Canadian household debt ratios hit a record high over the spring, according to new figures released Thursday by Statistics Canada. The amount Canadians owe compared with how much they earn hit a new record in the second quarter, driven in part by the country’s hot housing markets.
The ratio of household credit market debt to disposable income climbed to 167.6 percent in the second quarter compared with 165.2 percent in the first quarter. The increase means households owe about $1.68 in credit market debt for every dollar of disposable income. The growth came as household credit market debt climbed two percent, while disposable income increased 0.5 percent in the quarter.
BMO Capital Markets senior economist Benjamin Reitzes said the increase in the household debt ratio is consistent with the seasonal trend, as the second quarter is the strongest period for housing markets and mortgage debt growth.
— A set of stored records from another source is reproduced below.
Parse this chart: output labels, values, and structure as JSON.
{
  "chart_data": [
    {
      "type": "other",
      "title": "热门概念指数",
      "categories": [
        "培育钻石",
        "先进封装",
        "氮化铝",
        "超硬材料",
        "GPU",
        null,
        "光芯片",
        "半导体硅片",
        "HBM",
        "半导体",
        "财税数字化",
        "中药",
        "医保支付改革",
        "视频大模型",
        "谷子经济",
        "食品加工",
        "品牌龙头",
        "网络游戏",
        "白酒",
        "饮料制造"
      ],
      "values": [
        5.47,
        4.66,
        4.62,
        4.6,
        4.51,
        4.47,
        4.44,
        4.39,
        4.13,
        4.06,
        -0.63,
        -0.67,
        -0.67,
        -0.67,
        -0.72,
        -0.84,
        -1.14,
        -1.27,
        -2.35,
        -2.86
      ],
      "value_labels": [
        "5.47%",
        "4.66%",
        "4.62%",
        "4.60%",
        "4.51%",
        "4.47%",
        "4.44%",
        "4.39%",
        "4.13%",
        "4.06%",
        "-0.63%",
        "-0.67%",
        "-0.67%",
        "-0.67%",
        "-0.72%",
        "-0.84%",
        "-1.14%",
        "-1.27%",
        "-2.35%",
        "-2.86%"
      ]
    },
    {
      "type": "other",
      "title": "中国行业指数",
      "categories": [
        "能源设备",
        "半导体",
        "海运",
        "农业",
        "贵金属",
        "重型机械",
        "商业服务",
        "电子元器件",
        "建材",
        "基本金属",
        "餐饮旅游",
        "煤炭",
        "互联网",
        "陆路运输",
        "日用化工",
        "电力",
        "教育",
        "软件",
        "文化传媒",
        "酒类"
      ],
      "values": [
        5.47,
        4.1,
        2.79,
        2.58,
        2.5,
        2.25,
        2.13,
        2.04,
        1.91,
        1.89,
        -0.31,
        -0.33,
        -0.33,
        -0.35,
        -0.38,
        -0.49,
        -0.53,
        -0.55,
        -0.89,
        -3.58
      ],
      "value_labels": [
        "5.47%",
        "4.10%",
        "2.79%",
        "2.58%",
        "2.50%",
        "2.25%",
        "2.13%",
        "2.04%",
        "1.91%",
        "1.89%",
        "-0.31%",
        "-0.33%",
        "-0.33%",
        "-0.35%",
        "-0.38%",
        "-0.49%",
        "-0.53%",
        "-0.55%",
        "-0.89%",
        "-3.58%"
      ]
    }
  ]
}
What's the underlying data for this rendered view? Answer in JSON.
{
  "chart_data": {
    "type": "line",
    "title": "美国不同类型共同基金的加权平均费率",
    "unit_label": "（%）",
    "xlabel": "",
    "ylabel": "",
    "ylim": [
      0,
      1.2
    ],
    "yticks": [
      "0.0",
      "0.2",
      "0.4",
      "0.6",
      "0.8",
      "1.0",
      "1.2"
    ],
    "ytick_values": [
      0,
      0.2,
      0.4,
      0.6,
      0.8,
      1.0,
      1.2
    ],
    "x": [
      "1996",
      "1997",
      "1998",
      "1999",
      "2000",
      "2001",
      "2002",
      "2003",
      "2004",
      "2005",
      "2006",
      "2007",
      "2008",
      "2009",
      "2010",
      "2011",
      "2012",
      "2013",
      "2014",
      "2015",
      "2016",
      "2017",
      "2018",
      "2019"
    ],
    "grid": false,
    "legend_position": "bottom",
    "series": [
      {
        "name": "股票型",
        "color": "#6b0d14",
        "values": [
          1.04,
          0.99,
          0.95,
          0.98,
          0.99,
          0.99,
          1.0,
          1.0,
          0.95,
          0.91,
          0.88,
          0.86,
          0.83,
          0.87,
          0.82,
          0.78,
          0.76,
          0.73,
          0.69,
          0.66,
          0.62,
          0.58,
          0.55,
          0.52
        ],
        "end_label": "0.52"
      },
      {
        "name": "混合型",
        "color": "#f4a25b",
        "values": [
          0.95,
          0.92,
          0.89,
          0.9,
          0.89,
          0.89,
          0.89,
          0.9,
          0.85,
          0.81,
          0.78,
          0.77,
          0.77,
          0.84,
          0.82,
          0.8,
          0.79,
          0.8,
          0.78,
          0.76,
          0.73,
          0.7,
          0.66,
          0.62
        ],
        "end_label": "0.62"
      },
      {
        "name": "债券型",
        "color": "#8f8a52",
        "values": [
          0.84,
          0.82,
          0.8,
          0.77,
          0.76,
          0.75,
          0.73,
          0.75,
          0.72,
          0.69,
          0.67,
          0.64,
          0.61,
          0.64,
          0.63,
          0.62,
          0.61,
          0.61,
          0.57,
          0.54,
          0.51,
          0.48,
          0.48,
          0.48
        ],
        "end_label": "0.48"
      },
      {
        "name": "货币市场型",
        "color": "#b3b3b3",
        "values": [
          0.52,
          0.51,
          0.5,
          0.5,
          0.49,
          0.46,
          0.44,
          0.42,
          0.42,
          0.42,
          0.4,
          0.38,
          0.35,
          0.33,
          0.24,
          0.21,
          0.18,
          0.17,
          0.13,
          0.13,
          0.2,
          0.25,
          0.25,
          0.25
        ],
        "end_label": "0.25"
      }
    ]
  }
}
BMO also said the upward trend in household debt goes back for the 26 years for which it has records and is showing no signs of slowing down.
“While it looks as though the Vancouver housing market is cooling after the foreign buyers’ tax was implemented, the Toronto market remains very strong, and others are showing signs of improving as well,” said Reitzes.
Total household credit market debt, which includes consumer credit, and mortgage and non-mortgage loans, was $1.973 trillion at the end of the second quarter, including $585.8 billion in consumer credit and $1.293 trillion in mortgage debt. Total household net worth increased 1.9 percent in the second quarter to $9.837 trillion, boosted by a gain in real estate. Household net worth on a per capita basis was $271,300.